IL FATTO – Armand, un bambino di sei anni con problemi di aggressività, è accusato di aver molestato sessualmente un coetaneo, Jon, nel bagno della scuola. Viene perciò convocata l’attrice Elisabeth, madre di Armand (il cui padre, Thomas, è morto in un incidente stradale), per un incontro informale con i genitori della presunta vittima, al fine di valutare l’accaduto e concordare dei provvedimenti, con la mediazione di un’insegnante e dei dirigenti dell’istituto. Ma Elisabeth non crede alla colpevolezza del figlio e, complici i legami e contrasti pregressi fra i presenti, la tensione sale rapidamente.
L’OPINIONE – A dispetto del titolo, questo primo lungometraggio del norvegese Halfdan Ullmann Tøndel (vincitore della Caméra d’or a Cannes 2024, poi del Premio FIPRESCI agli EFA e in sala dal 1° gennaio per Movies Inspired) ci parla, più che del piccolo Armand, soprattutto degli adulti. La cui scarnificazione reciproca, dietro il tentativo a tratti maldestro e ipocrita di chiarirsi civilmente e gestire con maturità i conflitti sorti tra i minori, può ricordare, soprattutto nella prima parte, Carnage di Roman Polanski.
Ma, anziché una commedia satirica sui rapporti di classe, Armand è un dramma, ai confini col thriller psicologico, che anatomizza la famiglia in senso esteso (con l’eccezione della maestra Sunna, tutti i protagonisti si rivelano legati da parentele, frequentazioni di vecchia data o attrazioni semiclandestine). E il luogo-gabbia del gioco al massacro non è un appartamento piccolo-borghese negli USA, ma una scuola scandinava alle soglie dell’estate, deserta di bambini (quasi sempre fuori campo nel film), i cui genitori e docenti vagano confusi tra corridoi, aule e scale a chiocciola in cui risuona la campanella di un allarme guasto.
Simbolismi neanche troppo velati di una messa in scena che, mentre emergono le ombre dei personaggi e di una verità sempre più incerta e inattingibile, sconfina via via nell’allucinazione psicanalitica e nella stilizzazione allegorica, fino a farsi apertamente rappresentazione (meta-)teatrale al confine (non sempre ben distinguibile) fra realtà e trasfigurazione della mente. Non per nulla il regista è nipote di Ingmar Bergman e Liv Ullmann, e in Armand si agita più di qualcosa del loro cinema, fra le inquietudini morali di coscienze in crisi e le grida (anche mute) di donne e uomini che non hanno ancora fatto i conti col loro stesso, disfunzionale infantilismo.
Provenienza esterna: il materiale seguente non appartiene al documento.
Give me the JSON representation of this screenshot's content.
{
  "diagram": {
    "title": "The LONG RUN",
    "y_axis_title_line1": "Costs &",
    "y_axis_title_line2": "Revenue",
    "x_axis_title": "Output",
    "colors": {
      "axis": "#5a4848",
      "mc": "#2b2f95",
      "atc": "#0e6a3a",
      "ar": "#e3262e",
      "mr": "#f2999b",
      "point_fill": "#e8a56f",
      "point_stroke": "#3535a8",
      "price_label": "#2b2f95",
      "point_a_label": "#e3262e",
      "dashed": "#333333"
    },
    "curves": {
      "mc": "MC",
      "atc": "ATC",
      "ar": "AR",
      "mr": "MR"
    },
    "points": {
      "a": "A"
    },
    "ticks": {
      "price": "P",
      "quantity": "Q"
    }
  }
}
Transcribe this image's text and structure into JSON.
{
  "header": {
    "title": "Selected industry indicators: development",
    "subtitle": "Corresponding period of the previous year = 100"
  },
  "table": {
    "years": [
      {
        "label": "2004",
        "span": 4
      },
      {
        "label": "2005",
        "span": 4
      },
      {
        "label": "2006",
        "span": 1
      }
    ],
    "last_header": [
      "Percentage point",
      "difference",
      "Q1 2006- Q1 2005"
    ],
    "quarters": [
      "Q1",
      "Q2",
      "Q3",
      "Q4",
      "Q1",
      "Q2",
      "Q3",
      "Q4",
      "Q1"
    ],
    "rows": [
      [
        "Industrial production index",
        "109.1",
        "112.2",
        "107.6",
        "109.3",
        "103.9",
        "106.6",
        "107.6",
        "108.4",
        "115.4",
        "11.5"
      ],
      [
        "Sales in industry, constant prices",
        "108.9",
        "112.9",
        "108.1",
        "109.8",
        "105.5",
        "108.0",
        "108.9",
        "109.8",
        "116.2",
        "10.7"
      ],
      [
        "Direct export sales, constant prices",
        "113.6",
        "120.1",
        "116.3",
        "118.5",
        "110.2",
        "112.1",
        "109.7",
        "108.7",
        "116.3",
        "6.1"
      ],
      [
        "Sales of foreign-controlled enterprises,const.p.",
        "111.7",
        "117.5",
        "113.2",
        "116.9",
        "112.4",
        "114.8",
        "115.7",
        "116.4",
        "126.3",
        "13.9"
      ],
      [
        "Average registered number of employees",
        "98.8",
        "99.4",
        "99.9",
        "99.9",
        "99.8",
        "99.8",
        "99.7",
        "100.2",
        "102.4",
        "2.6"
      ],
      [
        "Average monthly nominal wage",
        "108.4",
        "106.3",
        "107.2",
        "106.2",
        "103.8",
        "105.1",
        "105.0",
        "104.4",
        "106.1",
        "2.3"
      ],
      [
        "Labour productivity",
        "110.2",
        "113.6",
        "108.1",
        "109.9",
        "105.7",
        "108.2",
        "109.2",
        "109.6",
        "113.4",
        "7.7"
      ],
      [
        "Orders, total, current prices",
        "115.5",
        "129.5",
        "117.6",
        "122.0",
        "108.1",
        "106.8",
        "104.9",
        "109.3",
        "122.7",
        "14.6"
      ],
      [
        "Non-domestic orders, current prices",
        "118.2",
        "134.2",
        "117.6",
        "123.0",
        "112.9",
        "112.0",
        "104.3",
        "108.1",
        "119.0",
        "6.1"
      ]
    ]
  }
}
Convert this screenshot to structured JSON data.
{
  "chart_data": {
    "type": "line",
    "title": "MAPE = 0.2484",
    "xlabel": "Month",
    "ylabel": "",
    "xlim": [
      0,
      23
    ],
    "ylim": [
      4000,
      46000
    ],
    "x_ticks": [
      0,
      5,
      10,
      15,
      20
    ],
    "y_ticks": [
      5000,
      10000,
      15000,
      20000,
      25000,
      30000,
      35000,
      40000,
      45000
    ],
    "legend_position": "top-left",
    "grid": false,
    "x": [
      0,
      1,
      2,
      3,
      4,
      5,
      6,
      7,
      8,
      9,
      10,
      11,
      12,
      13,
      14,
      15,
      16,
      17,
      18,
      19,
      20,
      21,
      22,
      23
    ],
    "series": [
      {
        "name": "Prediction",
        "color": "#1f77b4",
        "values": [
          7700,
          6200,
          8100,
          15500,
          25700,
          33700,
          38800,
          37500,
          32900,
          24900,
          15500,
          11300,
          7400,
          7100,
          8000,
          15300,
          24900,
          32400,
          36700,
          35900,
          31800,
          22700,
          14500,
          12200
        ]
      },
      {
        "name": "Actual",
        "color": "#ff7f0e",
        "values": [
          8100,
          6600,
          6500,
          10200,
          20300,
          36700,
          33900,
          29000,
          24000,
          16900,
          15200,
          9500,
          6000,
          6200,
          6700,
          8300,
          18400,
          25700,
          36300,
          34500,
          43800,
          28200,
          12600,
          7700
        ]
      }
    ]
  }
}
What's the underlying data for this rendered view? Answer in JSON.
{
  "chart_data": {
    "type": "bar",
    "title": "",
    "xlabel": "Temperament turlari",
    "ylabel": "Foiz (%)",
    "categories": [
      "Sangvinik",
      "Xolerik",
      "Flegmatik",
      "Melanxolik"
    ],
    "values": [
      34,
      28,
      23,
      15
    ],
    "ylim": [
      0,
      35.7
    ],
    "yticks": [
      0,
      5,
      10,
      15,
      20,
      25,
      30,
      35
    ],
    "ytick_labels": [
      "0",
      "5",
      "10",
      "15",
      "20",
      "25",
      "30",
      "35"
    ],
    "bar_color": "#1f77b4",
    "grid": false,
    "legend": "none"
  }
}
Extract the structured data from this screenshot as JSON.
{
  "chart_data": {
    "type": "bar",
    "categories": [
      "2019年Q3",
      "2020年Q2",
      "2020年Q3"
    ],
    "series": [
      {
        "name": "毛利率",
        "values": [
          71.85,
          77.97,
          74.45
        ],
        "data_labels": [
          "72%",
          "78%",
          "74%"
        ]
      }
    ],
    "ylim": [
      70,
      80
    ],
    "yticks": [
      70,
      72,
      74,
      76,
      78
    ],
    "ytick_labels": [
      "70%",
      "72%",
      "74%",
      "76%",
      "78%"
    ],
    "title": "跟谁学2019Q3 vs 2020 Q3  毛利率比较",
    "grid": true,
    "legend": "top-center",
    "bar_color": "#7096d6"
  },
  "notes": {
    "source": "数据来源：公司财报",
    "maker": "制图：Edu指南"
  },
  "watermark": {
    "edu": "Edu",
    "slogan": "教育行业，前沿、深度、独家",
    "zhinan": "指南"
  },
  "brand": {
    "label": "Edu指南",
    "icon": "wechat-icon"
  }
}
E al di sopra delle tante forme di debolezza in cui scava il film, domina la forza dell’interpretazione (candidata agli EFA) di Renate Reinsve (già vincitrice a Cannes per La persona peggiore del mondo, e vista quest’anno anche in A Different Man e Another End). La sua Elisabeth accentra, assorbe e rimanda indietro le reticenze, le inadeguatezze, le adesioni e le ostilità degli altri che la circondano, trasformandoli nel pubblico della sua pièce-danza sadomasochista, straniante e disturbante (come la lunga risata compulsiva con cui mette a nudo interlocutori e spettatori). Facendosi portatrice, sino alla fine, di un’ambiguità che resta nella pelle.
SE VI È PIACIUTO GUARDATE ANCHE… Il già citato Carnage di Roman Polanski.